With regards to evidence for treatment during an early stage of disease, the VANISH trial investigated whether using valsartan for preclinical HCM would have a beneficial effect and was designed on the premise that animal models demonstrate that use of ARBs can inhibit TGF-β dependent remodeling in HCM hearts if treated prior to establishment of disease. With this specifically in mind, the trial enrolled 178 participants with a mean age of 23 and an initial LV wall thickness of 16 mm into a randomized phase 2 clinical trial in which they received either valsartan or placebo for 2 years (54). The endpoint of the study evaluated a complex nine-measure composite endpoint of z score-normalized cardiac magnetic resonance (CMR), echocardiographic, and biomarkers relating to diastolic function, hypertrophy, and myocardial injury. The trial met its endpoint showing that the patients who received valsartan showed less progression in these parameters; specifically, the NT-proBNP and diastolic measures as well as LV wall thickness worsened in the placebo group compared to the treatment group. This demonstrates a therapeutic paradigm of early treatment to prevent HCM complications rather than palliation.

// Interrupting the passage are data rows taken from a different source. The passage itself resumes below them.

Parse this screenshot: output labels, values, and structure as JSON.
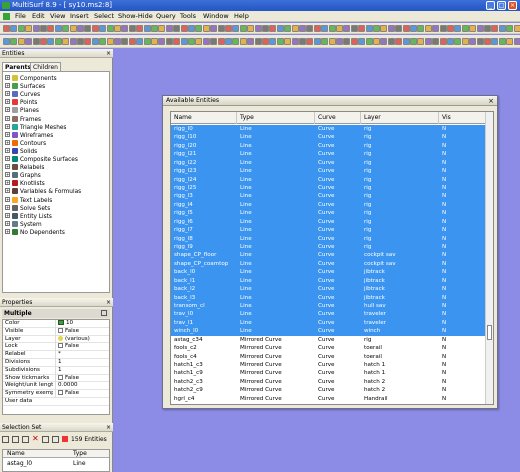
{
  "window": {
    "title": "MultiSurf 8.9 - [ sy10.ms2:8]"
  },
  "menu": [
    "File",
    "Edit",
    "View",
    "Insert",
    "Select",
    "Show-Hide",
    "Query",
    "Tools",
    "Window",
    "Help"
  ],
  "entities_panel": {
    "title": "Entities",
    "tabs": [
      "Parents",
      "Children"
    ],
    "tree": [
      "Components",
      "Surfaces",
      "Curves",
      "Points",
      "Planes",
      "Frames",
      "Triangle Meshes",
      "Wireframes",
      "Contours",
      "Solids",
      "Composite Surfaces",
      "Relabels",
      "Graphs",
      "Knotlists",
      "Variables & Formulas",
      "Text Labels",
      "Solve Sets",
      "Entity Lists",
      "System",
      "No Dependents"
    ],
    "icon_colors": [
      "#d4c23a",
      "#43a047",
      "#5c6bc0",
      "#e53935",
      "#9e9e9e",
      "#8d6e63",
      "#26a69a",
      "#7e57c2",
      "#ef6c00",
      "#3949ab",
      "#00897b",
      "#6d4c41",
      "#546e7a",
      "#b71c1c",
      "#5d4037",
      "#f9a825",
      "#616161",
      "#455a64",
      "#607d8b",
      "#2e7d32"
    ]
  },
  "properties": {
    "title": "Properties",
    "header": "Multiple",
    "rows": [
      {
        "key": "Color",
        "value": "10",
        "swatch": "#21b321"
      },
      {
        "key": "Visible",
        "value": "False",
        "check": true
      },
      {
        "key": "Layer",
        "value": "(various)"
      },
      {
        "key": "Lock",
        "value": "False",
        "check": true
      },
      {
        "key": "Relabel",
        "value": "*"
      },
      {
        "key": "Divisions",
        "value": "1"
      },
      {
        "key": "Subdivisions",
        "value": "1"
      },
      {
        "key": "Show tickmarks",
        "value": "False",
        "check": true
      },
      {
        "key": "Weight/unit length",
        "value": "0.0000"
      },
      {
        "key": "Symmetry exempt",
        "value": "False",
        "check": true
      },
      {
        "key": "User data",
        "value": ""
      }
    ]
  },
  "selection_set": {
    "title": "Selection Set",
    "count_label": "159 Entities",
    "columns": [
      "Name",
      "Type"
    ],
    "rows": [
      {
        "name": "astag_l0",
        "type": "Line"
      }
    ]
  },
  "dialog": {
    "title": "Available Entities",
    "columns": [
      "Name",
      "Type",
      "Curve",
      "Layer",
      "Vis"
    ],
    "rows": [
      [
        "rigg_l0",
        "Line",
        "Curve",
        "rig",
        "N",
        true
      ],
      [
        "rigg_l10",
        "Line",
        "Curve",
        "rig",
        "N",
        true
      ],
      [
        "rigg_l20",
        "Line",
        "Curve",
        "rig",
        "N",
        true
      ],
      [
        "rigg_l21",
        "Line",
        "Curve",
        "rig",
        "N",
        true
      ],
      [
        "rigg_l22",
        "Line",
        "Curve",
        "rig",
        "N",
        true
      ],
      [
        "rigg_l23",
        "Line",
        "Curve",
        "rig",
        "N",
        true
      ],
      [
        "rigg_l24",
        "Line",
        "Curve",
        "rig",
        "N",
        true
      ],
      [
        "rigg_l25",
        "Line",
        "Curve",
        "rig",
        "N",
        true
      ],
      [
        "rigg_l3",
        "Line",
        "Curve",
        "rig",
        "N",
        true
      ],
      [
        "rigg_l4",
        "Line",
        "Curve",
        "rig",
        "N",
        true
      ],
      [
        "rigg_l5",
        "Line",
        "Curve",
        "rig",
        "N",
        true
      ],
      [
        "rigg_l6",
        "Line",
        "Curve",
        "rig",
        "N",
        true
      ],
      [
        "rigg_l7",
        "Line",
        "Curve",
        "rig",
        "N",
        true
      ],
      [
        "rigg_l8",
        "Line",
        "Curve",
        "rig",
        "N",
        true
      ],
      [
        "rigg_l9",
        "Line",
        "Curve",
        "rig",
        "N",
        true
      ],
      [
        "shape_CP_floor",
        "Line",
        "Curve",
        "cockpit sav",
        "N",
        true
      ],
      [
        "shape_CP_coamtop",
        "Line",
        "Curve",
        "cockpit sav",
        "N",
        true
      ],
      [
        "back_l0",
        "Line",
        "Curve",
        "jibtrack",
        "N",
        true
      ],
      [
        "back_l1",
        "Line",
        "Curve",
        "jibtrack",
        "N",
        true
      ],
      [
        "back_l2",
        "Line",
        "Curve",
        "jibtrack",
        "N",
        true
      ],
      [
        "back_l3",
        "Line",
        "Curve",
        "jibtrack",
        "N",
        true
      ],
      [
        "transom_cl",
        "Line",
        "Curve",
        "hull sav",
        "N",
        true
      ],
      [
        "trav_l0",
        "Line",
        "Curve",
        "traveler",
        "N",
        true
      ],
      [
        "trav_l1",
        "Line",
        "Curve",
        "traveler",
        "N",
        true
      ],
      [
        "winch_l0",
        "Line",
        "Curve",
        "winch",
        "N",
        true
      ],
      [
        "astag_c34",
        "Mirrored Curve",
        "Curve",
        "rig",
        "N",
        false
      ],
      [
        "fools_c2",
        "Mirrored Curve",
        "Curve",
        "toerail",
        "N",
        false
      ],
      [
        "fools_c4",
        "Mirrored Curve",
        "Curve",
        "toerail",
        "N",
        false
      ],
      [
        "hatch1_c3",
        "Mirrored Curve",
        "Curve",
        "hatch 1",
        "N",
        false
      ],
      [
        "hatch1_c9",
        "Mirrored Curve",
        "Curve",
        "hatch 1",
        "N",
        false
      ],
      [
        "hatch2_c3",
        "Mirrored Curve",
        "Curve",
        "hatch 2",
        "N",
        false
      ],
      [
        "hatch2_c9",
        "Mirrored Curve",
        "Curve",
        "hatch 2",
        "N",
        false
      ],
      [
        "hgrl_c4",
        "Mirrored Curve",
        "Curve",
        "Handrail",
        "N",
        false
      ]
    ]
  }
}
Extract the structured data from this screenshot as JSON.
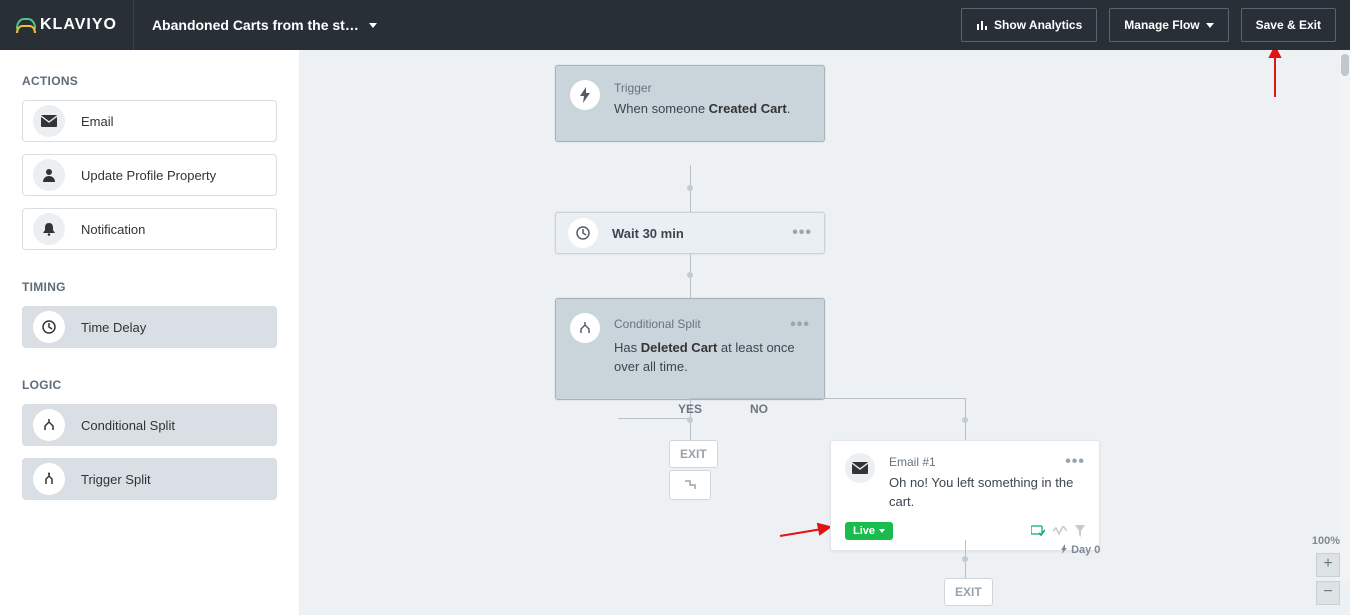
{
  "header": {
    "brand": "KLAVIYO",
    "flow_title": "Abandoned Carts from the st…",
    "show_analytics": "Show Analytics",
    "manage_flow": "Manage Flow",
    "save_exit": "Save & Exit"
  },
  "palette": {
    "actions_title": "ACTIONS",
    "email": "Email",
    "update_profile": "Update Profile Property",
    "notification": "Notification",
    "timing_title": "TIMING",
    "time_delay": "Time Delay",
    "logic_title": "LOGIC",
    "conditional_split": "Conditional Split",
    "trigger_split": "Trigger Split"
  },
  "flow": {
    "trigger_label": "Trigger",
    "trigger_pre": "When someone ",
    "trigger_event": "Created Cart",
    "trigger_post": ".",
    "wait_label": "Wait 30 min",
    "cond_label": "Conditional Split",
    "cond_pre": "Has ",
    "cond_event": "Deleted Cart",
    "cond_post": " at least once over all time.",
    "yes": "YES",
    "no": "NO",
    "exit": "EXIT",
    "email_label": "Email #1",
    "email_subject": "Oh no! You left something in the cart.",
    "live": "Live",
    "day_tag": "Day 0"
  },
  "zoom": {
    "pct": "100%",
    "plus": "+",
    "minus": "−"
  }
}
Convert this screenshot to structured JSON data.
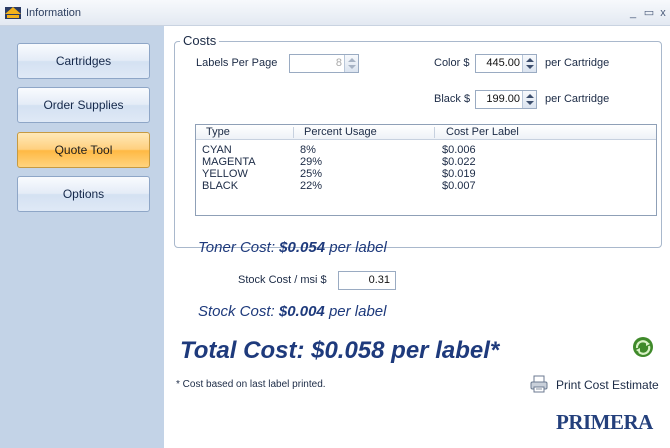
{
  "window": {
    "title": "Information"
  },
  "sidebar": {
    "items": [
      {
        "label": "Cartridges",
        "active": false
      },
      {
        "label": "Order Supplies",
        "active": false
      },
      {
        "label": "Quote Tool",
        "active": true
      },
      {
        "label": "Options",
        "active": false
      }
    ]
  },
  "costs": {
    "group_label": "Costs",
    "labels_per_page": {
      "label": "Labels Per Page",
      "value": "8"
    },
    "color": {
      "label": "Color $",
      "value": "445.00",
      "suffix": "per Cartridge"
    },
    "black": {
      "label": "Black $",
      "value": "199.00",
      "suffix": "per Cartridge"
    },
    "table": {
      "headers": [
        "Type",
        "Percent Usage",
        "Cost Per Label"
      ],
      "rows": [
        [
          "CYAN",
          "8%",
          "$0.006"
        ],
        [
          "MAGENTA",
          "29%",
          "$0.022"
        ],
        [
          "YELLOW",
          "25%",
          "$0.019"
        ],
        [
          "BLACK",
          "22%",
          "$0.007"
        ]
      ]
    }
  },
  "toner": {
    "prefix": "Toner Cost:",
    "value": "$0.054",
    "suffix": "per label"
  },
  "stock_input": {
    "label": "Stock Cost / msi $",
    "value": "0.31"
  },
  "stock": {
    "prefix": "Stock Cost:",
    "value": "$0.004",
    "suffix": "per label"
  },
  "total": {
    "text": "Total Cost: $0.058 per label*"
  },
  "footnote": "* Cost based on last label printed.",
  "print_button": {
    "label": "Print Cost Estimate"
  },
  "logo": "PRIMERA",
  "colors": {
    "accent": "#ffb944",
    "brand": "#24407c",
    "sidebar": "#c3d3e7"
  },
  "icons": {
    "app": "primera-app-icon",
    "recycle": "recycle-icon",
    "print": "printer-icon"
  }
}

Some of the sickest patients remain those with oHCM, many of whom require progression to septal reduction therapy (SRT) despite medical therapy as no medical therapy has been shown to prevent progression but rather to be temporizing at this time. SRT is indicated when patients have persistent LVOT gradient >50 mmHg and NYHA functional class III/IV or recurrent syncope with maximal medical therapy that can be tolerated (55). In terms of the effect on myocardial structure, it would be hopeful that relief of obstruction and the high afterload state would lead to some degree of remodeling, similar to that of treatment of hypertension, with some improvement in LV systolic function, diastole, and energetics. An early echocardiographic-based retrospective study of 60 patients who underwent septal myectomy showed a reduction of mean LV gradient of 67 mmHg to 12 mmHg, with EF decreasing from 74 to 67% on average, with expected reductions in septal wall thickness and left ventricular end systolic diameter (LVED) (56). Over the course of 2 years, left ventricular end diastolic diameter (LVEDD) was unchanged, but posterior wall thickness decreased mildly by 1 mm and left atrial diameter (LAD) decreased by 3 mm on average. Importantly, LV mass overall decreased from about 300 to 250 g on average, which was maintained at this level for a follow-up of longer than 2 years but was still larger than normal hearts, suggesting that the LVOTO is not the only driver of hypertrophy and fibrosis that leads to cardiomegaly in HCM. A later study of 66 oHCM patients with septal myectomy using echocardiography added measurements of strain (57). This study showed that after myectomy, longitudinal strain decreased at the myectomy site, increased in the lateral segments, but remained unchanged globally, with normalization of ventricular twist.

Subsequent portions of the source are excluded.